The multi-week Learn to Hunt classes are focused on deer or turkey, culminating in mentored hunts and including everything from firearm safety to hands-on butchering lessons. There are also classes in Watertown, Amery, Menomonie, Stevens Point and Rhinelander, as well as one-day offerings on pheasant, small game and other animals.
I signed up for the Madison deer class this fall without ever having held a firearm. I’ve since butchered two deer, shot and skinned pheasants and cooked a variety of venison dishes, including a delicious spice-rubbed backstrap for Thanksgiving. Venison is a very lean meat, so it needs to be cooked slowly at a low heat or quickly on high heat, taking care not to overdo it.
“What I really like about game meat is it’s a really strong and flavorful meat,” said Jeremie Favre, a University of Wisconsin PhD student in agronomy who is from Switzerland. “If I’m going to eat meat with the high environmental impact and life and everything, it’s got to be strong.”
In addition to the ability to harvest meat, a major draw to hunting for Favre has been the opportunity to get out into the woods and go deeper emotionally.
“I wanted to look myself in the mirror,” Favre said. “Expose yourself to death and dragging an animal in the dark.”
Removing barriers to new hunters
Those who grow up in families of hunters often get into the sport at a young age — I was mostly surrounded by kids under the age of 15 in my hunter safety class this summer.
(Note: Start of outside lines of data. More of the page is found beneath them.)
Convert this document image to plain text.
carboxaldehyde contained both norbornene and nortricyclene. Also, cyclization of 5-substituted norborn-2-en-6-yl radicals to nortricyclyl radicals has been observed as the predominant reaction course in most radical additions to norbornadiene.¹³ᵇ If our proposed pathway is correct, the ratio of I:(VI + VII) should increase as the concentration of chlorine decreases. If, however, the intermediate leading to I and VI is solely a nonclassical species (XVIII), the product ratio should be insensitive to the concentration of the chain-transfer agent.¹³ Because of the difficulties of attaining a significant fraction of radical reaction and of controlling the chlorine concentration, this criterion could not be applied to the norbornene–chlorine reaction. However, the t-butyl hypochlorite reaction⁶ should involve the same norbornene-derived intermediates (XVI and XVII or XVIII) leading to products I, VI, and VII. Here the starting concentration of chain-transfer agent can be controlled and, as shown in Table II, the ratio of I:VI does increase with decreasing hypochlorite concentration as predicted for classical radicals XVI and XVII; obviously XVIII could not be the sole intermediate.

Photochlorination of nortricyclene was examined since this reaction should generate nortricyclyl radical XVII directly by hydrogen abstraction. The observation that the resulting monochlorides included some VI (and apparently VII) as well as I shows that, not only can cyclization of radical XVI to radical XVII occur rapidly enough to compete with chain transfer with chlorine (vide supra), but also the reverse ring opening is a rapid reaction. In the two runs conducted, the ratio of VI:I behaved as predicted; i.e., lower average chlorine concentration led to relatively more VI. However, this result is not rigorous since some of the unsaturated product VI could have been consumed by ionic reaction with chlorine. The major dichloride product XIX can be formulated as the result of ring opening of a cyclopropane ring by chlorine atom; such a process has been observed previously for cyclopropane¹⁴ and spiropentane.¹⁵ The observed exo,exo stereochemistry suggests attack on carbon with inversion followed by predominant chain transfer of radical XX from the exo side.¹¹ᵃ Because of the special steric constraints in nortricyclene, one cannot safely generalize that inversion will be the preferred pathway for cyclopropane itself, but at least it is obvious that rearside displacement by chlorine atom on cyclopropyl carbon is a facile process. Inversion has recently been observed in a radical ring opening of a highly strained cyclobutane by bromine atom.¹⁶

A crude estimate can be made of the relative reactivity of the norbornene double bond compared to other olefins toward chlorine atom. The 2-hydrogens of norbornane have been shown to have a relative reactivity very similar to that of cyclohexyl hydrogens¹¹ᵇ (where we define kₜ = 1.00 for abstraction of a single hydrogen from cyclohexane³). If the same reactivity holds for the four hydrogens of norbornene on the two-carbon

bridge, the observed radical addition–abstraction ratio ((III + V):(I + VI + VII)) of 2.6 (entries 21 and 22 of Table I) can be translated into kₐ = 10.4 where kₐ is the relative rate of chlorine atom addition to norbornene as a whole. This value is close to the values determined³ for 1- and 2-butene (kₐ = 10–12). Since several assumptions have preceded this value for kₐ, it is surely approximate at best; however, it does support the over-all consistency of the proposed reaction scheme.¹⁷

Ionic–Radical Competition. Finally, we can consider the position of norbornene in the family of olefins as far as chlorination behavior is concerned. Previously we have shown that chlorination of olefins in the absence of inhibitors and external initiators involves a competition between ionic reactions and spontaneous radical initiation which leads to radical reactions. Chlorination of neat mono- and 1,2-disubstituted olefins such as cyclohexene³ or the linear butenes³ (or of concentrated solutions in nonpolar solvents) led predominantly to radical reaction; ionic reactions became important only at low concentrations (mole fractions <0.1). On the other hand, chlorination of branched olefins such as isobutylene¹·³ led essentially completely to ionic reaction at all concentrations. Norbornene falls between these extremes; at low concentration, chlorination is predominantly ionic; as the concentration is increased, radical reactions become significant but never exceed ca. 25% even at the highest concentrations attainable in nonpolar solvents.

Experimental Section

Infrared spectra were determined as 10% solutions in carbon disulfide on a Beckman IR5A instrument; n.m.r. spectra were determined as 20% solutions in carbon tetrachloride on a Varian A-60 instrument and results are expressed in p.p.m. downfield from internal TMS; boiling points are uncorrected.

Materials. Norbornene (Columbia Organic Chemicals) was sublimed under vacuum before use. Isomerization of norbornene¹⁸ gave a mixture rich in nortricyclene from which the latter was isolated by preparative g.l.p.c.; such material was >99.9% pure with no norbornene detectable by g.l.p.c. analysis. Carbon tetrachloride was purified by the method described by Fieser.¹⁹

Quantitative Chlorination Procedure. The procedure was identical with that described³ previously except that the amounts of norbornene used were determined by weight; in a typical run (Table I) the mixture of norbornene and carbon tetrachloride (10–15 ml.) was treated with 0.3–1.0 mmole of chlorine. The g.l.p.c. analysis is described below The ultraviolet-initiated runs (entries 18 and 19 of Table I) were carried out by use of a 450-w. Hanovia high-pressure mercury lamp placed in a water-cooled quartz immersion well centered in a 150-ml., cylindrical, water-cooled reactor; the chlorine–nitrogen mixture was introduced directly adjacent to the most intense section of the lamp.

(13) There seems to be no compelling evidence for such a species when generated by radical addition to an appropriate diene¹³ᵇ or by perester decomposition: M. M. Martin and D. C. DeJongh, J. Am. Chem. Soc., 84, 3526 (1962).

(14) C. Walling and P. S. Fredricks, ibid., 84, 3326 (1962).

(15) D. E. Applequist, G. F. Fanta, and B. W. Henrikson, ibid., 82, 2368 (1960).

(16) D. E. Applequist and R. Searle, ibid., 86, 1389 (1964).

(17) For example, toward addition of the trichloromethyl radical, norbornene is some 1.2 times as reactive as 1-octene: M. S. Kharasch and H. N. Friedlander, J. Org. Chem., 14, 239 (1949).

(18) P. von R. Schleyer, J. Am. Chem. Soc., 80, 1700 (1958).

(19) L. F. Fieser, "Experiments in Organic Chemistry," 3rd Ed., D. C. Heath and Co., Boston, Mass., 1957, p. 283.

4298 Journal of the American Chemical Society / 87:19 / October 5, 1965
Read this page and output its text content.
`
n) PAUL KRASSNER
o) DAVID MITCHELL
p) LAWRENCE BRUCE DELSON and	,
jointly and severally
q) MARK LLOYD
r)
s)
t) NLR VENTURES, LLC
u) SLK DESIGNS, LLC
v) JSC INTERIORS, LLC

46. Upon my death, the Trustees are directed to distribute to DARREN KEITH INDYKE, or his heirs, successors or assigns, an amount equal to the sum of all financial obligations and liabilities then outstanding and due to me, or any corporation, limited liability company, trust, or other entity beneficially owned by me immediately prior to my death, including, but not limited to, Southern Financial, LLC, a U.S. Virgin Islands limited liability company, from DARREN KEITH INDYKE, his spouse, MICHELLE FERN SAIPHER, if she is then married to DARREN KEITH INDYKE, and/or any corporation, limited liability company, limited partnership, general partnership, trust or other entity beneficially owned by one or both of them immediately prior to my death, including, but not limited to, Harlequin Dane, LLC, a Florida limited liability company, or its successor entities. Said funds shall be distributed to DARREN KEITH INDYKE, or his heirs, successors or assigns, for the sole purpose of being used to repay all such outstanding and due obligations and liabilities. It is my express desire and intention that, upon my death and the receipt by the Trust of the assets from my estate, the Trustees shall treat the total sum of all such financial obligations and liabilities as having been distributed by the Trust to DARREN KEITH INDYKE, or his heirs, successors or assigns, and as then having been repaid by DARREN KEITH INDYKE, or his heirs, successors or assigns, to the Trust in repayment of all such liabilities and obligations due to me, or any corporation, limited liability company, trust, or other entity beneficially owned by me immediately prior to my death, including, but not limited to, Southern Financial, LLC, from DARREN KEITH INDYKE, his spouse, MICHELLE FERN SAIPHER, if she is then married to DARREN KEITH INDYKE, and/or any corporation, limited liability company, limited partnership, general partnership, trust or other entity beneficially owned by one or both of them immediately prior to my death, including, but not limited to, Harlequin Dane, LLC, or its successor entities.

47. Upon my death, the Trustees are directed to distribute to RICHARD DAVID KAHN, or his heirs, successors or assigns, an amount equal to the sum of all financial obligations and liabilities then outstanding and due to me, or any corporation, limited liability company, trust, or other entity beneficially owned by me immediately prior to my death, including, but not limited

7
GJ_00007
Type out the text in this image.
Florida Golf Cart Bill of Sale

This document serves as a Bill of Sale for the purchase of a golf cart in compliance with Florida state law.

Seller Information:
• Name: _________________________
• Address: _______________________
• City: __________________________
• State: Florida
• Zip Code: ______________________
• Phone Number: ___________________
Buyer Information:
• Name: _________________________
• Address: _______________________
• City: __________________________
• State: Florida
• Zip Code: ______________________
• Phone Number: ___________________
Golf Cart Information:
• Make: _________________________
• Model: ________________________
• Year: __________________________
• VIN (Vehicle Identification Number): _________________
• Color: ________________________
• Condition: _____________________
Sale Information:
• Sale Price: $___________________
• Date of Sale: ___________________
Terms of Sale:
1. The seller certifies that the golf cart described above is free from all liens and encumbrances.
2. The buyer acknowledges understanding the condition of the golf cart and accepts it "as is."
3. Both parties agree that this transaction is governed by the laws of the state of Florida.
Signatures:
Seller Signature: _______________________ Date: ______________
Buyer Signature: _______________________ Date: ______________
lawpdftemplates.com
Without that early exposure, it can be difficult to know how to start.
“Even the existence of the class told me: You can learn to do this as adult. It’s not too late,” Johnson said.
Warnke has worked to take down as many barriers to hunting as possible, teaching students how to butcher a deer in his garage the first year and starting a firearm loaner program in 2015. Learn to Hunt students can now borrow firearms for a year or longer from the DNR’s inventory of seized firearms.
“The attorneys and the chief warden and the DNR leadership here were initially a bit skeptical and perhaps worried,” Warnke said. “But they authorized it and backed it and I think it’s working out great.”
The classes, mentored hunts and firearm loaner program are all provided free of charge to students as part of the DNR’s effort to recruit new hunters.
Across the country, the number of hunters has declined significantly since the early 1980s as older generations of hunters die off and fewer young people take up the tradition. At its peak in 1990, Wisconsin had 699,275 licensed gun deer hunters, according to Department of Natural Resources data. In 2016, there were less than 600,000, the lowest since 1976.
The decline in hunters is a problem for natural resources departments, whose funding comes largely from hunting and fishing license revenue plus federal taxes on firearms and ammunition. With the Learn to Hunt for Food program in Wisconsin and others like it nationally, natural resources officials are hoping to slow the decline in hunting.
Warnke said about 40 percent of Learn to Hunt students become avid license purchasers and 100 percent become supporters of hunting. He said the food and camaraderie during mentored hunts help do away with many stereotypes about hunters and hunting.
“All of that transcends the differences that people might have, and it really changes people’s understanding and acceptance of hunters,” he said.
For many new hunters, that community becomes as important as the food. Johnson and Roth became close friends during the class and have continued to hunt together each year, sharing venison and cooking meals together.
“Hunting and gardening — it’s all a lot more work,” Johnson said. “It’s not efficient, but it’s a lot of other things, like good learning opportunities, good ways to connect with people, to challenge yourself and grow.”